I’m going to assume you’re familiar with behaviour trees already, however I would still consider this post as introductory in nature. I’ll probably post something more advanced soon (most likely something to do with efficiency, which when you’re talking about behaviour trees either means getting them to run fast (making them cache friendly and avoiding necessary computation), speeding up the creation of instances of a behaviour tree, or reducing the per instance memory cost each behaviour tree). But I digress.
So why use behaviour trees at all? Finite state machines are actually pretty decent (useful, well understood, and very importantly, intuitive). They have one critical weakness though. All the transitions between states are explicit. As the state machine grows these transitions become a huge tangle and changing the structure of the state machine becomes all but impossible (hierarchical finite state machines do mitigate some of this tangle reasonably well though). Enter behaviour trees, where the execution of a particular subtree is only dependent on the portion of the tree that leads directly to it. Making large scale changes to tree structure is still non-trivial, but it is at least doable.
Now what about those state transitions we got rid of? Was the gain in flexibility really free? The answer of course is no. First there is the very obvious performance cost that results from having to repeatedly validate the conditions for the current behaviours. Naively, every time the tree is refreshed you must recompute all your conditions to ensure that your current behaviours are still valid. This does have the nice side effect of making behaviours very reactive to changing conditions though. And you never have the problem of being stuck in a state because there wasn’t a valid transition out of it.

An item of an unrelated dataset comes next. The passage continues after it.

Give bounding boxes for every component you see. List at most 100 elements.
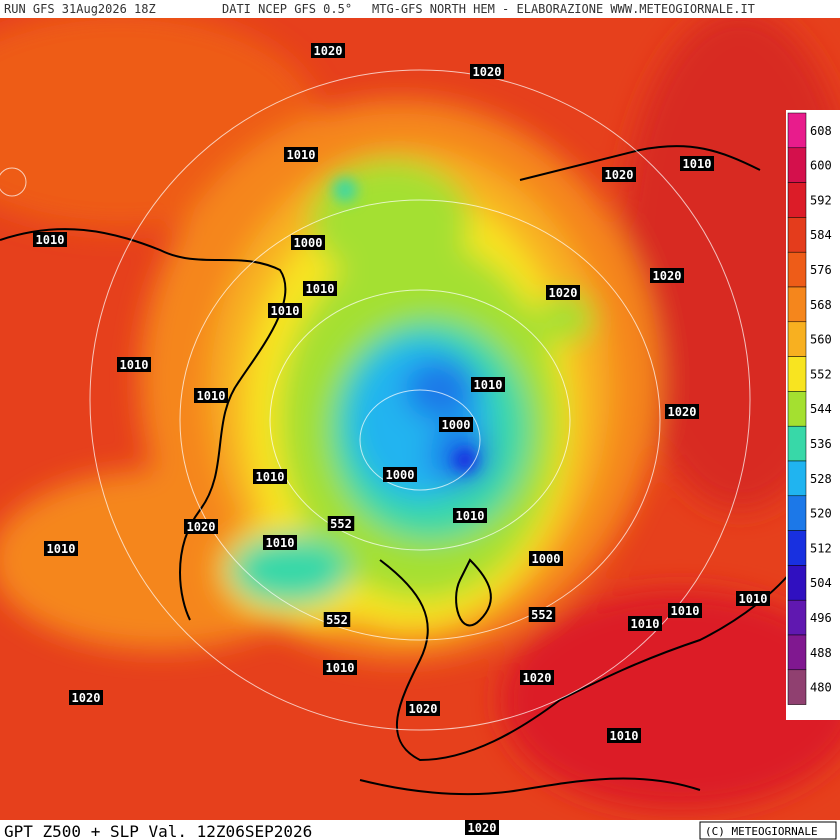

But is there another cost besides performance? One I’ve rarely heard mentioned is that behaviour tree logic can be somewhat unintuitive. This is due to the fact that the conditions that must be true for a behaviour to start must stay true for it to continue to run! This is completely different than state machines, where you only need the condition to transition to the state. State machine logic seems to map more naturally to most real world systems (where the conditions that trigger a state are different from the conditions that end it, as opposed to behaviour tree logic which only has one set of conditions that has to stay true for a behaviour to run).

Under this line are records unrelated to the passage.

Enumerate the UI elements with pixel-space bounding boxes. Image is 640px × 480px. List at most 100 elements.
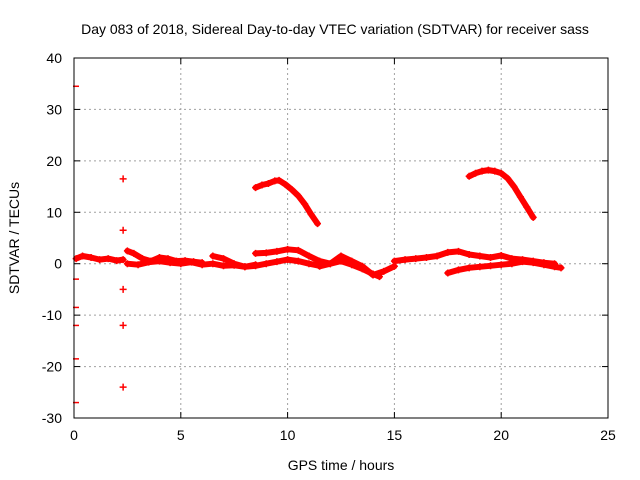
- x-tick-label: 25: [600, 427, 616, 443]
- data-point: [119, 321, 127, 329]
- data-point: [422, 254, 430, 262]
- data-point: [145, 258, 153, 266]
- axis-ticks: 0 5 10 15 20 25 -30 -20 -10 0 10 20 30 40: [42, 50, 616, 443]
- data-point: [454, 247, 462, 255]
- y-tick-label: 20: [46, 153, 62, 169]
- data-point: [504, 174, 512, 182]
- data-point: [487, 254, 495, 262]
- data-point: [516, 193, 524, 201]
- data-point: [454, 266, 462, 274]
- series-line: [252, 177, 321, 227]
- data-point: [484, 166, 492, 174]
- data-point: [264, 179, 272, 187]
- series-isolated: [119, 175, 127, 391]
- x-axis-label: GPS time / hours: [288, 457, 395, 473]
- data-point: [301, 200, 309, 208]
- data-point: [523, 203, 531, 211]
- data-point: [177, 260, 185, 268]
- data-point: [281, 181, 289, 189]
- y-tick-label: 0: [54, 256, 62, 272]
- data-point: [134, 261, 142, 269]
- data-point: [294, 257, 302, 265]
- data-point: [390, 257, 398, 265]
- data-point: [472, 169, 480, 177]
- data-point: [508, 260, 516, 268]
- data-point: [519, 258, 527, 266]
- data-point: [288, 186, 296, 194]
- grid: [74, 58, 608, 418]
- data-point: [241, 263, 249, 271]
- series-arc1: [72, 252, 127, 265]
- data-point: [369, 270, 377, 278]
- data-point: [433, 252, 441, 260]
- data-point: [497, 251, 505, 259]
- data-point: [316, 262, 324, 270]
- data-point: [119, 383, 127, 391]
- x-tick-label: 0: [70, 427, 78, 443]
- series-arc8: [444, 258, 565, 277]
- data-point: [337, 257, 345, 265]
- data-point: [294, 192, 302, 200]
- data-point: [497, 261, 505, 269]
- y-axis-label: SDTVAR / TECUs: [6, 182, 22, 294]
- data-point: [401, 256, 409, 264]
- data-point: [96, 256, 104, 264]
- data-point: [155, 257, 163, 265]
- data-point: [487, 262, 495, 270]
- data-points: [72, 85, 565, 404]
- data-point: [166, 259, 174, 267]
- series-arc10: [465, 166, 537, 221]
- data-point: [326, 260, 334, 268]
- data-point: [262, 260, 270, 268]
- x-tick-label: 20: [493, 427, 509, 443]
- y-tick-label: 40: [46, 50, 62, 66]
- data-point: [252, 249, 260, 257]
- chart-title: Day 083 of 2018, Sidereal Day-to-day VTE…: [81, 21, 589, 37]
- data-point: [130, 249, 138, 257]
- data-point: [119, 226, 127, 234]
- data-point: [187, 258, 195, 266]
- data-point: [87, 254, 95, 262]
- data-point: [252, 184, 260, 192]
- data-point: [348, 261, 356, 269]
- y-tick-label: -10: [42, 307, 62, 323]
- data-point: [119, 285, 127, 293]
- data-point: [444, 248, 452, 256]
- data-point: [314, 220, 322, 228]
- y-tick-label: 30: [46, 101, 62, 117]
- series-arc9: [252, 176, 322, 228]
- data-point: [252, 262, 260, 270]
- data-point: [119, 256, 127, 264]
- y-tick-label: -20: [42, 359, 62, 375]
- data-point: [529, 213, 537, 221]
- data-point: [551, 263, 559, 271]
- data-point: [305, 260, 313, 268]
- data-point: [273, 258, 281, 266]
- data-point: [491, 167, 499, 175]
- plot-frame: [73, 57, 609, 419]
- data-point: [540, 261, 548, 269]
- x-tick-label: 5: [177, 427, 185, 443]
- data-point: [358, 265, 366, 273]
- data-point: [476, 263, 484, 271]
- x-tick-label: 10: [280, 427, 296, 443]
- data-point: [284, 245, 292, 253]
- data-point: [209, 252, 217, 260]
- data-point: [79, 252, 87, 260]
- data-point: [104, 255, 112, 263]
- data-point: [273, 247, 281, 255]
- y-tick-label: -30: [42, 410, 62, 426]
- data-point: [465, 250, 473, 258]
- data-point: [262, 249, 270, 257]
- data-point: [557, 264, 565, 272]
- data-point: [465, 172, 473, 180]
- data-point: [258, 181, 266, 189]
- data-point: [113, 257, 121, 265]
- data-point: [198, 261, 206, 269]
- data-point: [275, 176, 283, 184]
- data-point: [375, 273, 383, 281]
- data-point: [123, 260, 131, 268]
- data-point: [465, 264, 473, 272]
- data-point: [284, 256, 292, 264]
- series-arc6: [316, 257, 383, 281]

Let’s think of a concrete example. Say an agent needs to be between 4 and 5 metres from their target to start a particular attack and this attack requires specialized AI to be running throughout the execution. Now of course the attack doesn’t stay within this initial boundary. If you’re dealing with a state machine that’s fine, all you needed were the starting conditions. But a behaviour node might need different conditions for starting and remaining active. Typically the conditions for the node need to include some kind of boolean OR wrapper node that holds both the initial conditions and the conditions required for it to remain active. This makes for messy behaviour trees that can be hard to understand and difficult for new users to create.
But one very simple way to deal with this problem is with a decorator called a Latch Decorator. This decorator doesn’t do anything if its child returns false (it just returns false itself), but once its child returns true it “latches on” and stays on. You can then group your conditions and attach them to this decorator and once the conditions are true to start your behaviour they will stay true. So when will it turn off you might ask? Well you can have it latch for a given number of seconds if you wish, but typically you just leave it on until the node resets once the beahviour that follows it is finished. The mechanism for this is implementation specific, but as an example the behaviour following it will eventually return false, this could cause the parent of this subtree to not evaluate it on the next update. Nodes typically detect this for the purposes of either shutting down or reinitializing when control flow returns to them.
Anyway, quite a lot of discussion for such a simple little node. But the devil is in the details isn’t it?